Distolse gli occhi dal viso di Logan, che quasi divertito continuava a stuzzicarla, forse convinto del fatto che l’ avrebbe convinta ad alzarsi, e fare ciò che voleva se avesse insistito abbastanza. Cercò di concentrarsi, estraniando la sua voce dalle altre, mentre un’espressione pallida si formava in volto, sorpresa, ma piacevolmente colpita nel vederlo lì, nella sua classe, nella sua università. Era diverso dall’ultima volta che si erano incontrati, un aspetto sicuramente più vissuto, adulto forse, e anche un po’ stanco, con un accenno di barbetta sul viso che non faceva altro che renderlo ancora più affascinante.

L’ osservò avanzare sicuro verso la scrivania dopo aver fatto cenno ad un uomo che continuava a seguirlo ovunque, ostinandosi a bisbigliargli qualcosa all’orecchio. Appoggiò un mazzo di chiavi e un libro, sfilato dalla tasca posteriore dei jeans, sulla superficie di legno lucido, poi levò la giacca gettandola distrattamente su una poltrona, e iniziò a parlare di qualcosa con l’uomo alto, appena più adulto, e dall’aspetto familiare; probabilmente era lo stesso che aveva visto a NY quella volta…

“Lui è Jess Mariano” disse il professore dopo aver stretto la mano a Jess, ora in piedi, al suo fianco “Ed è l’autore di ‘On Your Way’”.
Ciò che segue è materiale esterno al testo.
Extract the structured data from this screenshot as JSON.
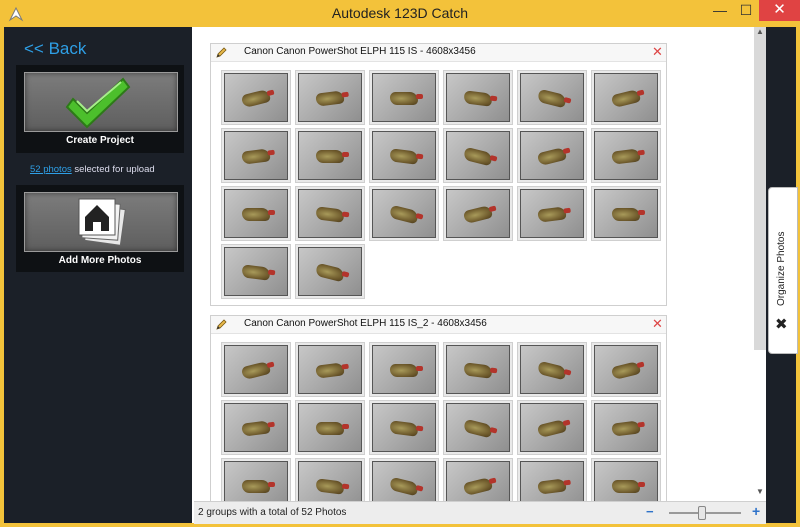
{
  "window": {
    "title": "Autodesk 123D Catch",
    "minimize_glyph": "—",
    "maximize_glyph": "☐",
    "close_glyph": "✕"
  },
  "sidebar": {
    "back_label": "<< Back",
    "create_project_label": "Create Project",
    "photo_count_link": "52 photos",
    "upload_suffix": " selected for upload",
    "add_more_label": "Add More Photos"
  },
  "groups": [
    {
      "title": "Canon Canon PowerShot ELPH 115 IS - 4608x3456",
      "thumb_count_visible": 20
    },
    {
      "title": "Canon Canon PowerShot ELPH 115 IS_2 - 4608x3456",
      "thumb_count_visible": 18
    }
  ],
  "organize_panel": {
    "label": "Organize Photos"
  },
  "status": {
    "summary": "2 groups with a total of 52 Photos",
    "zoom_minus": "−",
    "zoom_plus": "+"
  },
  "colors": {
    "title_bar": "#f3c23a",
    "sidebar_bg": "#1b2028",
    "link_blue": "#2e9fe6",
    "close_red": "#e04343",
    "check_green": "#4cbf2c"
  },
  "icons": {
    "app": "autodesk-logo-icon",
    "create": "green-checkmark-icon",
    "add": "photos-home-icon",
    "edit": "pencil-icon",
    "remove": "red-x-icon",
    "organize": "close-x-icon"
  }
}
Un brusio confuso si levò intorno, mentre continuava a fissarlo con gli occhi sgranati e un sorriso sempre più evidente in viso. L’ osservò fare un cenno col capo aspettando che gli animi si calmassero prima di dire qualcosa; lo conosceva, sapeva che probabilmente stava odiando quel momento, e lì per lì non riuscì a capire perché avesse accettato di fare una cosa come quella. Probabilmente vi era stato costretto, o forse non era più quello di una volta, il vecchio e scontroso Jess…
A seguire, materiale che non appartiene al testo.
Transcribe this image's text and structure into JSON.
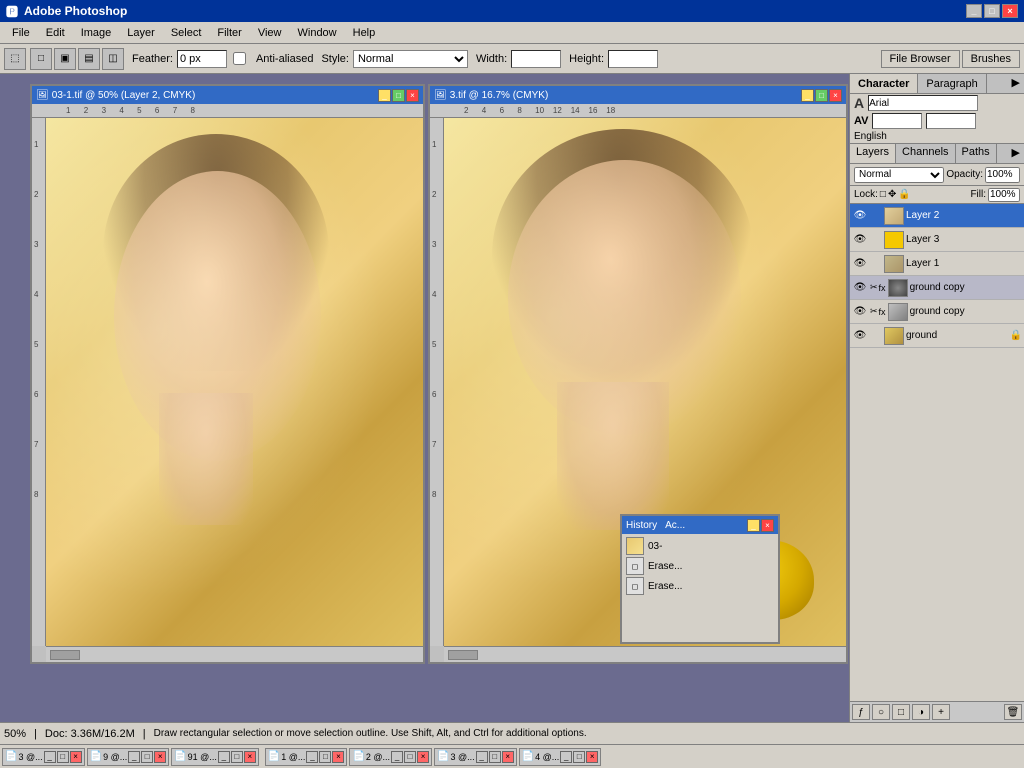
{
  "app": {
    "title": "Adobe Photoshop",
    "titlebar_controls": [
      "_",
      "□",
      "×"
    ]
  },
  "menubar": {
    "items": [
      "File",
      "Edit",
      "Image",
      "Layer",
      "Select",
      "Filter",
      "View",
      "Window",
      "Help"
    ]
  },
  "optionsbar": {
    "feather_label": "Feather:",
    "feather_value": "0 px",
    "anti_aliased_label": "Anti-aliased",
    "style_label": "Style:",
    "style_value": "Normal",
    "width_label": "Width:",
    "height_label": "Height:"
  },
  "top_right_buttons": [
    "File Browser",
    "Brushes"
  ],
  "doc1": {
    "title": "03-1.tif @ 50% (Layer 2, CMYK)",
    "zoom": "50%"
  },
  "doc2": {
    "title": "3.tif @ 16.7% (CMYK)"
  },
  "character_panel": {
    "tabs": [
      "Character",
      "Paragraph"
    ],
    "font": "Arial",
    "english_label": "English"
  },
  "layers_panel": {
    "tabs": [
      "Layers",
      "Channels",
      "Paths"
    ],
    "mode": "Normal",
    "opacity_label": "Opacity:",
    "lock_label": "Lock:",
    "fill_label": "Fill:",
    "layers": [
      {
        "name": "Layer 2",
        "active": true,
        "type": "normal",
        "eye": true
      },
      {
        "name": "Layer 3",
        "active": false,
        "type": "yellow",
        "eye": true
      },
      {
        "name": "Layer 1",
        "active": false,
        "type": "normal",
        "eye": true
      },
      {
        "name": "ground copy",
        "active": false,
        "type": "effect",
        "eye": true
      },
      {
        "name": "ground copy",
        "active": false,
        "type": "effect2",
        "eye": true
      },
      {
        "name": "ground",
        "active": false,
        "type": "base",
        "eye": true
      }
    ]
  },
  "history_panel": {
    "title": "History",
    "tabs": [
      "History",
      "Ac..."
    ],
    "items": [
      {
        "label": "03-",
        "icon": "photo"
      },
      {
        "label": "Erase...",
        "icon": "eraser"
      },
      {
        "label": "Erase...",
        "icon": "eraser"
      }
    ]
  },
  "statusbar": {
    "zoom": "50%",
    "doc_info": "Doc: 3.36M/16.2M",
    "hint": "Draw rectangular selection or move selection outline. Use Shift, Alt, and Ctrl for additional options."
  },
  "taskbar": {
    "items": [
      {
        "icon": "📄",
        "label": "3 @...",
        "id": "t1"
      },
      {
        "icon": "📄",
        "label": "9 @...",
        "id": "t2"
      },
      {
        "icon": "📄",
        "label": "91 @...",
        "id": "t3"
      },
      {
        "icon": "📄",
        "label": "1 @...",
        "id": "t4"
      },
      {
        "icon": "📄",
        "label": "2 @...",
        "id": "t5"
      },
      {
        "icon": "📄",
        "label": "3 @...",
        "id": "t6"
      },
      {
        "icon": "📄",
        "label": "4 @...",
        "id": "t7"
      }
    ]
  },
  "toolbox": {
    "tools": [
      {
        "icon": "⬚",
        "name": "marquee-tool"
      },
      {
        "icon": "✂",
        "name": "lasso-tool"
      },
      {
        "icon": "✥",
        "name": "move-tool"
      },
      {
        "icon": "◈",
        "name": "magic-wand-tool"
      },
      {
        "icon": "✂",
        "name": "crop-tool"
      },
      {
        "icon": "◉",
        "name": "healing-tool"
      },
      {
        "icon": "🖌",
        "name": "brush-tool"
      },
      {
        "icon": "S",
        "name": "clone-tool"
      },
      {
        "icon": "◼",
        "name": "eraser-tool"
      },
      {
        "icon": "░",
        "name": "gradient-tool"
      },
      {
        "icon": "◯",
        "name": "blur-tool"
      },
      {
        "icon": "△",
        "name": "dodge-tool"
      },
      {
        "icon": "✏",
        "name": "pen-tool"
      },
      {
        "icon": "T",
        "name": "text-tool"
      },
      {
        "icon": "⬡",
        "name": "shape-tool"
      },
      {
        "icon": "☞",
        "name": "notes-tool"
      },
      {
        "icon": "👁",
        "name": "eyedropper-tool"
      },
      {
        "icon": "✋",
        "name": "hand-tool"
      },
      {
        "icon": "⊕",
        "name": "zoom-tool"
      }
    ]
  },
  "colors": {
    "foreground": "#1a1a1a",
    "background": "#ffffff",
    "yellow_layer": "#f5c800",
    "accent_blue": "#316ac5"
  }
}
“Fate silenzio” urlò il professor Klyne, e subito le voci divennero sussurri che sparirono in un attimo. “Il Signor Mariano è qui per rispondere alle vostre domande, e non per sentire questo chiasso!” continuò, mentre Jess abbassava il viso sorridendo appena per l’assurdità di quella situazione. “Prima di cominciare” riprese “…è bene che sappiate che non saranno ammesse domande di carattere personale. Questa è un’università, non un centro di gossip, quindi tenetelo a mente, e porgete al Signor Mariano domande concerni il suo lavoro non la sua vita privata.” Finì poi voltandosi verso Jess, dicendogli qualcosa sottovoce e allontanandosi verso la porta, uscendo.

Jess lo segui con lo sguardo, e quasi sospirò sollevato una volta che fu sparito dietro l’uscio. Alzò appena le maniche sulle braccia e si sedette sul tavolo fissando la classe per un attimo con le mani incrociate, spostando lo sguardo da destra a sinistra, dal basso verso l’altro, fino a lei, i suoi occhi, gli unici sui quali si soffermò. La guardò sorpreso per un attimo senza dire nulla, o fare altro se non sorriderle.
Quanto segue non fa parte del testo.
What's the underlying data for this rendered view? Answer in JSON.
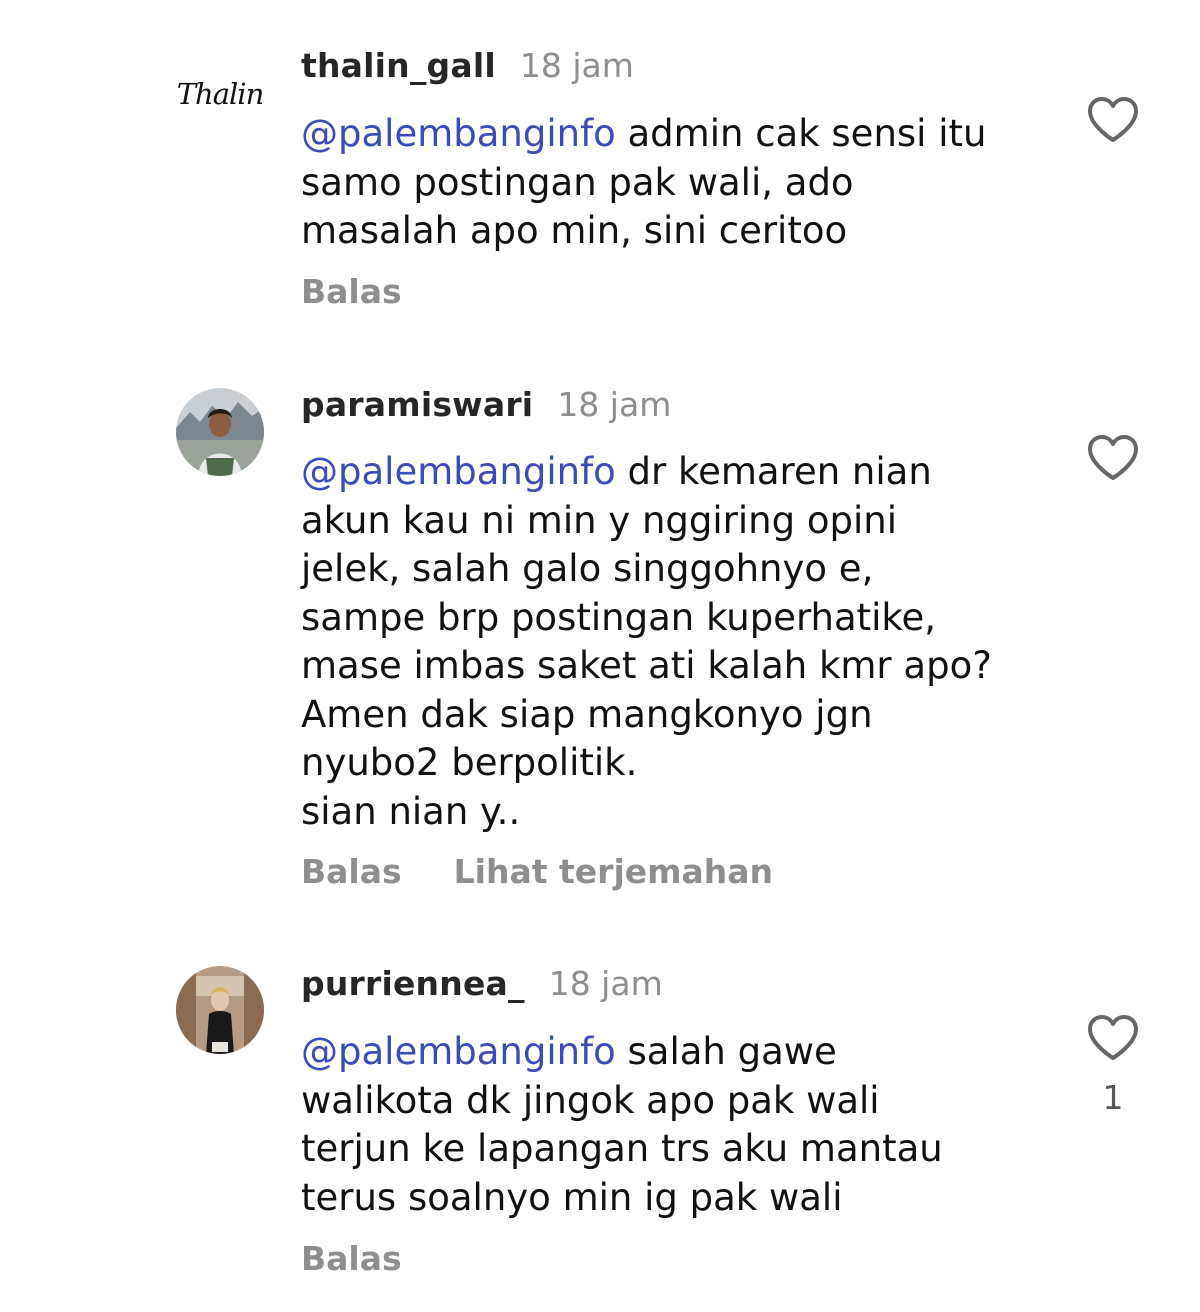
{
  "comments": [
    {
      "username": "thalin_gall",
      "time": "18 jam",
      "avatar_text": "Thalin",
      "mention": "@palembanginfo",
      "text": " admin cak sensi itu\nsamo postingan pak wali, ado\nmasalah apo min, sini ceritoo",
      "reply_label": "Balas",
      "like_icon": "heart-outline-icon"
    },
    {
      "username": "paramiswari",
      "time": "18 jam",
      "mention": "@palembanginfo",
      "text": " dr kemaren nian\nakun kau ni min y nggiring opini\njelek, salah galo singgohnyo e,\nsampe brp postingan kuperhatike,\nmase imbas saket ati kalah kmr apo?\nAmen dak siap mangkonyo jgn\nnyubo2 berpolitik.\nsian nian y..",
      "reply_label": "Balas",
      "translate_label": "Lihat terjemahan",
      "like_icon": "heart-outline-icon"
    },
    {
      "username": "purriennea_",
      "time": "18 jam",
      "mention": "@palembanginfo",
      "text": " salah gawe\nwalikota dk jingok apo pak wali\nterjun ke lapangan trs aku mantau\nterus soalnyo min ig pak wali",
      "reply_label": "Balas",
      "like_count": "1",
      "like_icon": "heart-outline-icon"
    }
  ],
  "colors": {
    "mention": "#3b4bb8",
    "muted": "#8e8e8e",
    "text": "#111111"
  }
}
“Bene” disse all’improvviso per distogliere tutti da quel senso di curiosità che li aveva colpiti vedendolo fissarla, e che stava spingendoli a voltarsi verso di lei “Prima di iniziare con le domande, vi presento il mio editore” continuò muovendo appena un braccio verso l’uomo in abito scuro che lo aveva seguito come un’ombra da quando era entrato in quella classe, come se temesse fuggisse, scavalcando una finestra, o facesse qualcosa di insolito e bizzarro. Aveva un aspetto inquietante all’apparenza, ma anche buffo se osservato attentamente, tanto da notare le fugaci occhiate che lanciava a Jess qualche volta, sicura magri, che nessuno potesse notarlo. “Lui è il folle che ha pubblicato il mio libro, Robert Voide” affermò dandogli una leggera pacca sulla spalla. Robert sorrise, poi guardò Jess come se volesse fulminarlo in quell’istante, e si allontanò verso la porta, chiamato da un uomo sconosciuto. Sembravano tutti molto impegnati ed attenti.

“Non lasciatevi ingannare dal suo aspetto” disse Jess sottovoce “E’ più divertente di quanto sembri” ironizzò osservando poi tutti sorridere più rilassati. Era strano vedere Jess sotto quell’aspetto; sembrava tranquillo, a proprio agio, come se quella per lui fosse la cosa più naturale del mondo. “Bene” affermò chiudendo le mani le une nelle altre, intrecciando appena le dita “Prima di cominciare mi sembra doveroso chiedere quanti di voi hanno letto il mio libro” assentì guardando tutti in silenzio “Nessuno?” chiese osservando poi quasi tutti alzare la mano in segno d’assenso. “Perfetto” continuò “Non sono certo qui per fare un monologo” ironizzò. “Cominciamo allora” li incitò. Restò in silenzio per un minuto aspettando che qualcuno parlasse, o facesse una domanda più o meno intelligente, ma nessuno sembrava intenzionato ad aprire bocca.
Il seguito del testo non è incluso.